Gremlin/Faunus step | Description | Reduce? |
---|---|---|
transforms | ||
_ |
the identity step that simply updates Hadoop counters | false |
transform(closure) |
evaluate the closure on current elements | false |
V |
start a traversal at all vertices | false |
E |
start a traversal at all edges | false |
v(id..) |
start a traversal at vertices with provided id | false |
out(labels..) |
traverse out from vertices to label-related vertices | true |
in(labels..) |
traverse in from vertices to label-related vertices | true |
both(labels..) |
traverse both directions from vertices to label-related vertices | true |
outE(labels..) |
traverse from vertices to outgoing label edges | true |
inE(labels..) |
traverse from vertices to incoming label edges | true |
bothE(labels..) |
traverse from vertices to in and out label edges | true |
outV |
traverse from edges to outgoing vertices | false |
inV |
traverse from edges to incoming vertices | false |
bothV |
traverse from edges to both in and out vertices | false |
property(key,class?) |
emit element property values (class? for optimization) | false |
path |
emit the path taken up to the current elements | false |
order(order,key) |
order the previous properties and identify element by key | true |
filters | ||
filter(closure) |
A generic filter that takes a boolean-closure | false |
has(key,values..) |
filter elements that don’t have key/value property (values or’d) | false |
has(key,compare,values..) |
filter elements that don’t have compared key/value property (values or’d) | false |
hasNot(key,values..) |
filter elements that do have key/value property (values or’d) | false |
hasNot(key,compare,values..) |
filter elements that do have compared key/value property (values or’d) | false |
interval(key,value1,value2) |
filter elements that don’t have value in range | false |
dedup |
remove any duplicates in current traversal step | false |
back(step) |
go back to elements seen at previous step | true |
simplePath |
filter all elements reached by a cyclic, non-simple path | false |
side-effects | ||
sideEffect(closure) |
mutate elements according to the provided closure | false |
as(name) |
name the previous step for future reference | false |
linkOut(label,step,key?) |
create outgoing edge to previous vertices with key? being a weight property |
true |
linkIn(label,step,key?) |
create incoming edge to previous vertices with key? being a weight property |
true |
keep |
remove all elements not at current step (of current type) | true[v]/false[e] |
drop |
remove all elements at current step (of current type) | true[v]/false[e] |
groupCount |
count the number of previously specified properties (a distribution) | true |
groupCount(closure,closure) |
process current elements with closure and incr count with closure | true |
script(filename,args..) |
compute the script file against all vertices in the graph | false |
When a computation requires the history of a traversal, combinatoric explosions can occur which are expensive in terms of both space (the size of the output) and time (computing the output). The following steps are steps that turn on path computations. By default, path computations are turned off unless enablePath()

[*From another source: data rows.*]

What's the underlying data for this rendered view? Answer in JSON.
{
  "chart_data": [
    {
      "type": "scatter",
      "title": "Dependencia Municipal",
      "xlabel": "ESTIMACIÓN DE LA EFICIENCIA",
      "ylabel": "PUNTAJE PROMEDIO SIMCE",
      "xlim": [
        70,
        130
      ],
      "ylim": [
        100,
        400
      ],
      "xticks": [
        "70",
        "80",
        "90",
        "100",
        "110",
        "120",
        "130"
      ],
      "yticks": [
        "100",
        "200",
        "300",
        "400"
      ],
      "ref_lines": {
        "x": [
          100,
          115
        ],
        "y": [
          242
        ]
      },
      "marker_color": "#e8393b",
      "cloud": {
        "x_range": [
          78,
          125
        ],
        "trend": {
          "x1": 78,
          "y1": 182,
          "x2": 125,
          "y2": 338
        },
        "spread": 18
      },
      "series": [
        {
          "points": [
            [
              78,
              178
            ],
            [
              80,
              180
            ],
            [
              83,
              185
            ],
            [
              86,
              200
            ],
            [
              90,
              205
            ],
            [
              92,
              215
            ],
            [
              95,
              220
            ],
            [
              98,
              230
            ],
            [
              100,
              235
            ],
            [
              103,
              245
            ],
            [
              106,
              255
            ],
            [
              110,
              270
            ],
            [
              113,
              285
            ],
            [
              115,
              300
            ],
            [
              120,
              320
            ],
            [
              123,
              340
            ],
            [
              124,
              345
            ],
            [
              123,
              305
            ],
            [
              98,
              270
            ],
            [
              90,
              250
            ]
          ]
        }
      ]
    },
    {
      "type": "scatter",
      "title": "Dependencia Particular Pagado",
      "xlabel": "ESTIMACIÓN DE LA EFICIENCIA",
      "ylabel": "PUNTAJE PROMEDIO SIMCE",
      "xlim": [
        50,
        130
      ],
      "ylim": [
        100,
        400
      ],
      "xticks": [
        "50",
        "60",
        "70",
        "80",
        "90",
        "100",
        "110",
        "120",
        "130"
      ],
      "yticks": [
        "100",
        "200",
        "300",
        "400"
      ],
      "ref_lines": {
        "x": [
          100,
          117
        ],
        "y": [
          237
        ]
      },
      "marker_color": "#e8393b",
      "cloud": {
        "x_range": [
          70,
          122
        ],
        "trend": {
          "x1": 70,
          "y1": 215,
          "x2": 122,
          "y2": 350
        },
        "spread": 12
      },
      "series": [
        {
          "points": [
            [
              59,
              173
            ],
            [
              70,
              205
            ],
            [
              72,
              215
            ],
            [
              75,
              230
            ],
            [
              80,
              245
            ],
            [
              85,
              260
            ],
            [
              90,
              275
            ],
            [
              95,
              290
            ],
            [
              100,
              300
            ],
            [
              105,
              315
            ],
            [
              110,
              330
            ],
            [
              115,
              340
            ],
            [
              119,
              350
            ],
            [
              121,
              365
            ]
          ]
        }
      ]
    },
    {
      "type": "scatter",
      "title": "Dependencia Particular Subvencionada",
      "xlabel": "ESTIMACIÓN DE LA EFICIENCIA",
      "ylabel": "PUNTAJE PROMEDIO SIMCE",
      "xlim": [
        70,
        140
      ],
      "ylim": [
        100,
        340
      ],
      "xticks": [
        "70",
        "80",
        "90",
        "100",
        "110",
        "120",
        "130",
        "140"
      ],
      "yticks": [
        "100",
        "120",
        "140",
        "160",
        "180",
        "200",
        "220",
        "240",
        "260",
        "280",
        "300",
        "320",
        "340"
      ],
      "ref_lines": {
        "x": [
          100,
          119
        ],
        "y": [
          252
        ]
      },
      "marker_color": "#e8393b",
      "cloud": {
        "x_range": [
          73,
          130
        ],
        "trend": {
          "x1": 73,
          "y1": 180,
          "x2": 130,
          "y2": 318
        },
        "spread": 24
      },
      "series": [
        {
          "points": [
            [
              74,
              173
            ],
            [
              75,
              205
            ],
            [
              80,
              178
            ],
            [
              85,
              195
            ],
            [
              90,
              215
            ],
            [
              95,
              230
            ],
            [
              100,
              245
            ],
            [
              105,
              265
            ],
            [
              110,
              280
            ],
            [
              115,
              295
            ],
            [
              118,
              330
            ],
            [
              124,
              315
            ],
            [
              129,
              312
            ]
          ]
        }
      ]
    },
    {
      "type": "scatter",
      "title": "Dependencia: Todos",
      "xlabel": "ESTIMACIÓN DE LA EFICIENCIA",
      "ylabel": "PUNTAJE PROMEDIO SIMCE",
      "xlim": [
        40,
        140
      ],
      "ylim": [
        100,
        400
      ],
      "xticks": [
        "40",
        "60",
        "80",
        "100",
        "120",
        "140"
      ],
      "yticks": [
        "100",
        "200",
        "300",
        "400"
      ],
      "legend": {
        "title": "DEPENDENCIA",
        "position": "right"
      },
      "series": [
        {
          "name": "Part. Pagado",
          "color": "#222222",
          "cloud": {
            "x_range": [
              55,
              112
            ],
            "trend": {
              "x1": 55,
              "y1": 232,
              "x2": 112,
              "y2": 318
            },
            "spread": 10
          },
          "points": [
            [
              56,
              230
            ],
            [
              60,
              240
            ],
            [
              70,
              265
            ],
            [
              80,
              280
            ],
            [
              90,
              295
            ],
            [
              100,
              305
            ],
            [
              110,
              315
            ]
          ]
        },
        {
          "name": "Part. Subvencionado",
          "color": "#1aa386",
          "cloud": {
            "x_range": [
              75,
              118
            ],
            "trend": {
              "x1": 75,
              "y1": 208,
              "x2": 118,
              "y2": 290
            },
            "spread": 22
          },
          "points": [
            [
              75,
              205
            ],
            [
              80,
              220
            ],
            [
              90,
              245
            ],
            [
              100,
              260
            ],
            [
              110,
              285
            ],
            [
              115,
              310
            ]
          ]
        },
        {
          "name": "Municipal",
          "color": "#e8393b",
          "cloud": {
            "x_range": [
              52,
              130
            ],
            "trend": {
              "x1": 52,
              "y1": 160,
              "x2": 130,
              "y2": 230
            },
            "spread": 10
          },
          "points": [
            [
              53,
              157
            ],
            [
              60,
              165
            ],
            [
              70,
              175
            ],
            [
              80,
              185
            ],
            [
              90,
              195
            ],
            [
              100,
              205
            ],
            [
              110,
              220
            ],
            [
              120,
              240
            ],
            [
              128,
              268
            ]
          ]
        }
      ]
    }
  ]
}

is explicitly called within the expression.
path
simplePath
back
linkOut
linkIn
When paths are turned on, Faunus provides a WARN
message.
gremlin> g.V.out.path
12/09/17 09:00:25 WARN mapreduce.FaunusCompiler: Path calculations are enabled for this Faunus job (space and time expensive)
...
In short, be wary of long (or non-filtering) traversals that make use of path information as this can greatly hinder performance and lead to memory issues (even disk memory issues!).